The OHZORA trial, a pivotal phase II/III study, first demonstrated the rapid and sustained efficacy of ozoralizumab in patients with inadequate response to methotrexate. Clinical improvement was evident within days, and by week 52, a substantial proportion of patients achieved remission or low disease activity. These outcomes have since been corroborated by the NATSUZORA and HOSHIZORA trials, which collectively affirm the long-term efficacy and safety profile of ozoralizumab over approximately four years of follow-up.

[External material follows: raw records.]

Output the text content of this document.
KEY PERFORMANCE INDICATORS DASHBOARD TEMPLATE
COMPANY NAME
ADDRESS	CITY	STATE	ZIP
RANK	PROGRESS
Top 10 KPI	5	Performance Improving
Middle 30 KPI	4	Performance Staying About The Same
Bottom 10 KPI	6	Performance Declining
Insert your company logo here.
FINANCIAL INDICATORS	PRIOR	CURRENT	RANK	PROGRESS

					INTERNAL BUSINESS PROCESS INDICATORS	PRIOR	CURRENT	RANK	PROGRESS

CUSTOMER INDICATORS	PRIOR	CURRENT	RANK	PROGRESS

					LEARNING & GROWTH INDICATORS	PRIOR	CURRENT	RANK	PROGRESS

A recent post hoc analysis of the OHZORA trial adds new depth to our understanding of ozoralizumab’s performance across serological subtypes. In a 52-week study involving 381 Japanese patients, investigators stratified participants into quartiles based on baseline RF and ACPA titres. Across all quartiles, ozoralizumab delivered robust and sustained reductions in disease activity, as measured by DAS28-CRP, DAS28-ESR, CDAI, and SDAI. Serological status had no significant effect on drug retention or trough plasma concentrations, indicating that ozoralizumab’s efficacy is largely independent of baseline RF or ACPA levels.
Notably, treatment led to a reduction in both RF and ACPA titres, particularly among those with the highest baseline levels. This serological modulation may suggest broader immunoregulatory effects, potentially involving the suppression of autoreactive B cells or downregulation of pro-inflammatory cytokines such as IL-6, which also declined during treatment. Importantly, the incidence of neutralizing anti-drug antibodies was not influenced by serostatus, reinforcing the drug’s low immunogenicity risk.
These findings align with previous observations from certolizumab pegol, another Fc-free TNF inhibitor, which has shown consistent efficacy across RF strata. Ozoralizumab’s compact structure (38 kDa), rapid tissue penetration, and prolonged half-life—enhanced through albumin binding—further distinguish it from traditional biologics. Together, these attributes may offer particular benefit to patients who have failed prior biologics, harbor high autoantibody titres, or possess Fcγ receptor polymorphisms associated with poor response to Fc-containing therapies.
However, the analysis also invites careful interpretation. The study population was limited to Japanese patients, and only the approved 30 mg dose was extensively analyzed by serological subgroup. Moreover, because most patients classified as “low-titre” were still positive for either RF or ACPA, the dataset does not permit a full comparison between seronegative and seropositive responders. It also remains uncertain whether reductions in RF or ACPA titres during treatment will translate into long-term benefits in terms of joint preservation or extra-articular disease burden.
Further research is needed to delineate these outcomes. Head-to-head trials with other TNF inhibitors, global studies with ethnically diverse populations, and real-world registries monitoring immunogenicity and long-term outcomes will be instrumental in positioning ozoralizumab within the evolving RA treatment paradigm.
As rheumatology moves toward a precision medicine framework, ozoralizumab represents a compelling addition to the therapeutic armamentarium—offering durable, serology-independent efficacy without the liabilities of Fc-mediated immune activation. For patients with difficult-to-treat RA, especially those with high RF titres or prior biologic failure, ozoralizumab may help close longstanding gaps in treatment responsiveness and disease control.